Connect with us

GÜNDEM

Abdulhamit Gül’ün istifasının perde arkası

Abdulhamit Gül’ün istifasının perde arkasında Süleyman Soylu’nun başı çektiği bazı bakanların yargıya müdahale girişimlerinin ve İstanbul Grubu’nun yargı içindeki faaliyetlerinin öne çıkan gerekçeler olduğu belirtiliyor

Yayınlanma:

|

Adalet Bakanlığı görevinden istifa eden Abdulhamit Gül’ün ayrılma gerekçelerine DW Türkçe ulaştı. Buna göre, yakın çevresine “Türkiye polis devleti oldu” diyen Gül’ün  başta İçişleri Bakanı Süleyman Soylu  olmak üzere bazı bakanların yargıya müdahale girişimlerinden rahatsız olduğu bildirildi. Özellikle Cumhur İttifakı’nın ortağı MHP’nin de etkisiyle Süleyman Soylu’nun uygulamaya koyduğu “güvenlikçi politikaların” hukuk devletine zarar verdiğini belirten Gül’ün en son yaptığı MOBESE çıkışının da Soylu cephesinde tepkiyle karşılandığı ifade edildi. Yargıdaki  İstanbul Grubu’nun kendi başına hareket etme girişimi ile İnsan Hakları Eylem Planı’nın uygulanmaması da Gül’ü rahatsız eden konuların başında geldi.

Bu istifanın ardından yargıda güç dengelerinin yeniden değişmesi beklenirken, bir süredir pasifize edilen İstanbul Grubu’nun yargıda yeniden önünün açıldığı kaydedildi. İçişleri Bakanı Süleyman Soylu’nun Berat Albayrak’ın ardından iktidar içinde sık sık karşı karşıya geldiği bir rakibinin daha devre dışı kaldığı belirtildi.

Cumhurbaşkanı Recep Tayyip Erdoğan’ın imzasıyla 4 yıl 6 ay 10 gündür görev yaptığı Adalet Bakanlığı’ndan istifa eden Abdulhamit Gül’ün yerine Bekir Bozdağ’ın atanmasıyla yargıda yeni bir dönemin kapıları açılmış oldu. Gül’ün uzun zamandır beklenen istifasının dün yaşanmasının perde arkasına DW Türkçe ulaştı. Alınan bilgiye göre, Adalet Bakanı Abdulhamit Gül, 24 Ocak Pazartesi günü istifa dilekçesini Erdoğan’a verdi. Ancak Erdoğan, istifa dilekçesini hemen yürürlüğe koymayarak bekletti.

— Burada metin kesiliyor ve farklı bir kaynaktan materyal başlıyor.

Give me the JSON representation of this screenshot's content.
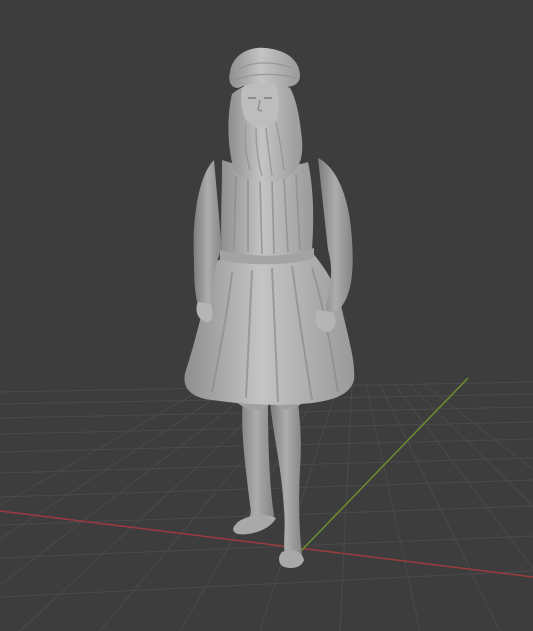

MOBESE krizi son damla oldu

Bu süreçte Abdulhamit Gül’den dünkü MOBESE çıkışı geldi. Kişisel Verileri Koruma Kurumu (KVKK) ve Ankara Üniversitesi’nin 28 Ocak Veri Koruma Günü dolayısıyla ortaklaşa düzenlediği programa katılan Adalet Bakanı Gül, isim vermeden İstanbul Büyükşehir Belediye Başkanı Ekrem İmamoğlu’na ait MOBESE görüntülerinin iktidara yakın medyaya servis edilmesini eleştirdi. FETÖ zihniyetinin dijital kumpaslar kurduğunun unutulmaması gerektiğini belirterek, “Hukuk devletinde esas itibarıyla haysiyet cellatlığı olmaz, itibar suikastı olmaz. Hukuk buna asla izin vermez, veremez, vermemelidir” dedi.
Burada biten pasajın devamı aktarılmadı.